The Sarbanes-Oxley Act of 2002, which became law in July 2002, has required changes in some of our corporate governance, securities disclosure and compliance practices. In response to the requirements of that Act, the SEC and the Nasdaq have promulgated new rules and listing standards covering a variety of subjects. Compliance with these new rules and listing standards has significantly increased our legal and financial and accounting costs, and we expect these increased costs to continue. In addition, the requirements have taxed a significant amount of management’s and the Board of Directors’ time and resources. Likewise, these developments may make it more difficult for us to attract and retain qualified members of our board of directors, particularly independent directors, or qualified executive officers. Because we are a relatively small company and are cash flow negative, we expect to be disproportionately negatively impacted by these changes in securities laws and regulations which will increase our costs, require additional management resources and may, in the event that we receive anything other than an unqualified report on our internal controls over financial reporting, result in greater difficulty in raising funding for our operations and negatively impact our stock price.

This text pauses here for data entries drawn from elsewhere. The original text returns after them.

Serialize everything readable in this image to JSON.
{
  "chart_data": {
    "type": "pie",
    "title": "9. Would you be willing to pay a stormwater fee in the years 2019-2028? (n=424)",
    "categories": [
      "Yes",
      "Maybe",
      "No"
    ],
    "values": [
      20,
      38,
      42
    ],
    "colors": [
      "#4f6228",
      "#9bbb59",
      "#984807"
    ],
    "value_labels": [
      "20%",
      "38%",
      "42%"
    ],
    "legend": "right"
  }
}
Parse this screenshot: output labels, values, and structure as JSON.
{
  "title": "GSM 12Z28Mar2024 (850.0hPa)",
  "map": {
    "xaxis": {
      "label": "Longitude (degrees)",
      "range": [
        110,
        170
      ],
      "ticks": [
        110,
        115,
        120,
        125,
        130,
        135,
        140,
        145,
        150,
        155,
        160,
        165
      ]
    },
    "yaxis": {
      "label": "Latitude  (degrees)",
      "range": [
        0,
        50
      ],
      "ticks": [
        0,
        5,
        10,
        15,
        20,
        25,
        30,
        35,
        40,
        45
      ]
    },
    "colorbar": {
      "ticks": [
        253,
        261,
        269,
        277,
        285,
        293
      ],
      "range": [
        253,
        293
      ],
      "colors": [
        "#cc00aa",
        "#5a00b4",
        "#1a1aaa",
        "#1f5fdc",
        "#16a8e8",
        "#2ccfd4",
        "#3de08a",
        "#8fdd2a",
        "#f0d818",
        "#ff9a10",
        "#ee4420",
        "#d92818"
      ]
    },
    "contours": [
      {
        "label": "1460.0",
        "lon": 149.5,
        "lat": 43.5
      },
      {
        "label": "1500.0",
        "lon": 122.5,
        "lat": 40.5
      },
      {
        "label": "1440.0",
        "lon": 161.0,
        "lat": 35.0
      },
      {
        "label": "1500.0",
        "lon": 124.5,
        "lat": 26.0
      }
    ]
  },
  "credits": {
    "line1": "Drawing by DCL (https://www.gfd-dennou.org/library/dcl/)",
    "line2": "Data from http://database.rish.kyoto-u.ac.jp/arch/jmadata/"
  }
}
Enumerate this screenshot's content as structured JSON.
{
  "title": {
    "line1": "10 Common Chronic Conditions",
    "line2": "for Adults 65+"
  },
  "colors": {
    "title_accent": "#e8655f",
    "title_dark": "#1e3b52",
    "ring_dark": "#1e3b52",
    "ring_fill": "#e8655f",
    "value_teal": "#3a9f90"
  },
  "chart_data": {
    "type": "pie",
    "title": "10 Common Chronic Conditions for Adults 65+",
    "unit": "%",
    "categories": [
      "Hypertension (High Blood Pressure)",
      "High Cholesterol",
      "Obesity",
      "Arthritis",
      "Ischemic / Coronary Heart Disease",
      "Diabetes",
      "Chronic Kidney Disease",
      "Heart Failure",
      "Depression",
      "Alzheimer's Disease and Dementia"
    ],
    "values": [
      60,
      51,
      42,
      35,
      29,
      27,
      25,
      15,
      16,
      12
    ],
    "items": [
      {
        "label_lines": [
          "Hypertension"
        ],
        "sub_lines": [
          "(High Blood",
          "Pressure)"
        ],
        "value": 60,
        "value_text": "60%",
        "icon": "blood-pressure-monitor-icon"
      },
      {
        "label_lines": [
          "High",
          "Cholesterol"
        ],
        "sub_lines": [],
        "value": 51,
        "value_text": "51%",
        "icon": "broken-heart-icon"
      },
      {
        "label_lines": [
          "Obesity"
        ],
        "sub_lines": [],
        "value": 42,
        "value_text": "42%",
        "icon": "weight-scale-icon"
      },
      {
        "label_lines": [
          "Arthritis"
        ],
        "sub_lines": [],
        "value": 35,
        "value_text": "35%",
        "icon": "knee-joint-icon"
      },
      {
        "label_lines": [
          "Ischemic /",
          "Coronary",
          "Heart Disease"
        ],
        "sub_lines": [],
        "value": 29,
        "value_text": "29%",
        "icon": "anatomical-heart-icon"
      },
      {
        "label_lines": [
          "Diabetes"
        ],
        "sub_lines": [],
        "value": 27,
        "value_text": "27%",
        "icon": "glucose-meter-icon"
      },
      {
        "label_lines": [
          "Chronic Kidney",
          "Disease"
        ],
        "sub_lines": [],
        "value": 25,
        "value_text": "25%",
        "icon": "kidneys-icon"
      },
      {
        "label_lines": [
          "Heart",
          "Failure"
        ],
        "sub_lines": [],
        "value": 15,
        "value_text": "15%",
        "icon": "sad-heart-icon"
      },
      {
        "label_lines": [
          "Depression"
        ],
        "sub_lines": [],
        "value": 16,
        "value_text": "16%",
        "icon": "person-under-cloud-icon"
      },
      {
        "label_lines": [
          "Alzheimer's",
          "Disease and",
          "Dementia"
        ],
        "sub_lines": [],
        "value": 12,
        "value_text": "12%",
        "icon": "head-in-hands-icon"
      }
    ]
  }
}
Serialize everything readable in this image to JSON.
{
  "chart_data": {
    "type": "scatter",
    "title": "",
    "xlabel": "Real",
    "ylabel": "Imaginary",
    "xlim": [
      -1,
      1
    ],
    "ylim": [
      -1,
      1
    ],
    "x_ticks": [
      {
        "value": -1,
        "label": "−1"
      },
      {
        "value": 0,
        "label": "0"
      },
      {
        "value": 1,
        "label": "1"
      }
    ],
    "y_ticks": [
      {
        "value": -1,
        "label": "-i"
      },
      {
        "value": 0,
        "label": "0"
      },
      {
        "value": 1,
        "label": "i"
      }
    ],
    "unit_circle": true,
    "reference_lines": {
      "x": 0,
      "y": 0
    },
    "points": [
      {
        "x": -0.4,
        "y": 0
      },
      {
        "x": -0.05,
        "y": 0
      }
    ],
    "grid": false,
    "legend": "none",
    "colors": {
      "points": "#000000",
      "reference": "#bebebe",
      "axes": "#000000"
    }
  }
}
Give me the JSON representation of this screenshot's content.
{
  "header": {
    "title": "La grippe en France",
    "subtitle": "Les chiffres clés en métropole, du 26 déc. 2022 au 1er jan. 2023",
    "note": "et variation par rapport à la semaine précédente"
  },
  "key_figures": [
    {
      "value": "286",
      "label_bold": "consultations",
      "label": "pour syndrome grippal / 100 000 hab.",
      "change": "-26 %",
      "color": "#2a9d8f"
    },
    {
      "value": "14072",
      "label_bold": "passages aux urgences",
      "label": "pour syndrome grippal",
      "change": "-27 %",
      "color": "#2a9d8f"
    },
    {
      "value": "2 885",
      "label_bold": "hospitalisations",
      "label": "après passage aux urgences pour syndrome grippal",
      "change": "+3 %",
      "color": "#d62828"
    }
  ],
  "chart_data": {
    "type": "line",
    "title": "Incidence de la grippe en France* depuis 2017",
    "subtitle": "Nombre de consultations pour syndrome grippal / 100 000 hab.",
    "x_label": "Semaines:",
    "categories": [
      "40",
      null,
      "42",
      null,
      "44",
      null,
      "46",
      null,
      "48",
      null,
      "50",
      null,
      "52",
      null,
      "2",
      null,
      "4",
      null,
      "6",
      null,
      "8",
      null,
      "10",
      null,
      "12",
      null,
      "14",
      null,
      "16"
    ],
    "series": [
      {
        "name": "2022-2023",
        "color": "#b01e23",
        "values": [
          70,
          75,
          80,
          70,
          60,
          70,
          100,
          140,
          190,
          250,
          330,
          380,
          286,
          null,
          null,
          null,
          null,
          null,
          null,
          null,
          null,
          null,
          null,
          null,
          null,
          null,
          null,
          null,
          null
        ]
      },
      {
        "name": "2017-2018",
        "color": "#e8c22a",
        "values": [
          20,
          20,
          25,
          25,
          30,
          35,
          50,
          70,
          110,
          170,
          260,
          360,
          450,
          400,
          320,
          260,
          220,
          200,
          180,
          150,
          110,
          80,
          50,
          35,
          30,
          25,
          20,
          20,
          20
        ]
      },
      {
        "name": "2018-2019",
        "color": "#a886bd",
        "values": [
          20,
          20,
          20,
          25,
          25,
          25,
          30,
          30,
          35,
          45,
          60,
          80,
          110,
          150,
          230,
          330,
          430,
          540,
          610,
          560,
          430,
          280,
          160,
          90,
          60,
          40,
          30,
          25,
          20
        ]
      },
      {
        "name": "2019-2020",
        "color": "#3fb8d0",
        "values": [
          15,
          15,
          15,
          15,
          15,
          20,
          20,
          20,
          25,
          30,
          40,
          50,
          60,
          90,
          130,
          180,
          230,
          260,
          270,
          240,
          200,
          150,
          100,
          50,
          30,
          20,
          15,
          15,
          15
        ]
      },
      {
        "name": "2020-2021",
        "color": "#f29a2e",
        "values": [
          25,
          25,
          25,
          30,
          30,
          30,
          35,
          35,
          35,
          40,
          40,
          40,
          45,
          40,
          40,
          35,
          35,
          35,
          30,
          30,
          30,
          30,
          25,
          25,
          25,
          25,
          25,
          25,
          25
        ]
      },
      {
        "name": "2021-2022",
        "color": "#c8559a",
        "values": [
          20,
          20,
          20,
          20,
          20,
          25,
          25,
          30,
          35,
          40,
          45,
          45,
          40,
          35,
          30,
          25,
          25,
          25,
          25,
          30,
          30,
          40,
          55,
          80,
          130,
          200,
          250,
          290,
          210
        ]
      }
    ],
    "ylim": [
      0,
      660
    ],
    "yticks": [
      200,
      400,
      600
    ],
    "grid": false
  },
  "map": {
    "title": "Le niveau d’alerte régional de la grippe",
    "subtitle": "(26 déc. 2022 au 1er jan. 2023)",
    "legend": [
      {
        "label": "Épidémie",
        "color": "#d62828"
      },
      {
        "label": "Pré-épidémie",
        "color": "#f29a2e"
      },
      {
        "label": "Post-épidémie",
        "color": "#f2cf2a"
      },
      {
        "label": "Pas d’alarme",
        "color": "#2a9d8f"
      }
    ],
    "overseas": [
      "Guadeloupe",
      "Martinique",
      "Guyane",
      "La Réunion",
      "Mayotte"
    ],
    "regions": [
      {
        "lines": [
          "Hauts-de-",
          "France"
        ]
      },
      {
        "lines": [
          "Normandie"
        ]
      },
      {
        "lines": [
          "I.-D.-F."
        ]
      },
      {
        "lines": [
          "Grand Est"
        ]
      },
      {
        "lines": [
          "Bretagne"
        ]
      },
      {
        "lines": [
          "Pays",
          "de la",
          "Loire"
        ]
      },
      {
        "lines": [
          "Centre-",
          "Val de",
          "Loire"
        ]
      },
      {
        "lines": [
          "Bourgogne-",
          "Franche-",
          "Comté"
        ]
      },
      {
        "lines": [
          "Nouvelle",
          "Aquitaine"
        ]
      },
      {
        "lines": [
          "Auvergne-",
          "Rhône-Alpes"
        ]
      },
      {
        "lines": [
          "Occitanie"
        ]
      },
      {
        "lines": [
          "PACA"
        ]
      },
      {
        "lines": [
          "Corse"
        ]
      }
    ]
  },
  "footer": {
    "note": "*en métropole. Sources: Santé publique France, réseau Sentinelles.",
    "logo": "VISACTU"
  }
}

As directed by Section 404 of the Sarbanes-Oxley Act of 2002, the SEC adopted rules requiring public companies to include a report of management on the company’s internal controls over financial reporting in their annual reports on Form 10-K that contains an assessment by management of the effectiveness of the company’s internal controls over financial reporting. In addition, the public accounting firm auditing the company’s financial statements must attest to and report on management’s assessment of the effectiveness of the company’s internal controls over financial reporting. This requirement will first apply to our annual report on Form 10-K for our fiscal year ending December 31, 2004. If we are unable to conclude that we have effective internal controls over financial reporting or, if our independent auditors are unable to provide us with an unqualified report as to the effectiveness of our internal controls over financial reporting as of December 31, 2004 and future year-ends as required by Section 404 of the Sarbanes-Oxley Act of 2002, investors could lose confidence in the reliability of our financial statements, which could result in a decrease in the value of our securities. We are a small company with limited resources. The number and qualifications of our finance and accounting staff are limited, and we have limited monetary resources. We

 


 

experience difficulties in attracting qualified staff with requisite expertise due to the profile of our company and a generally tight market for staff with expertise in these areas. Furthermore, guidance from relevant regulatory bodies and others in the field is evolving and being refined on an ongoing basis, creating difficulties in attempting to assure all matters are addressed in a timely manner as the year end deadline approaches. We are currently attempting to finalize our testing and evaluation of our internal controls over financial reporting. A key risk is that we have not timely remediated identified deficiencies.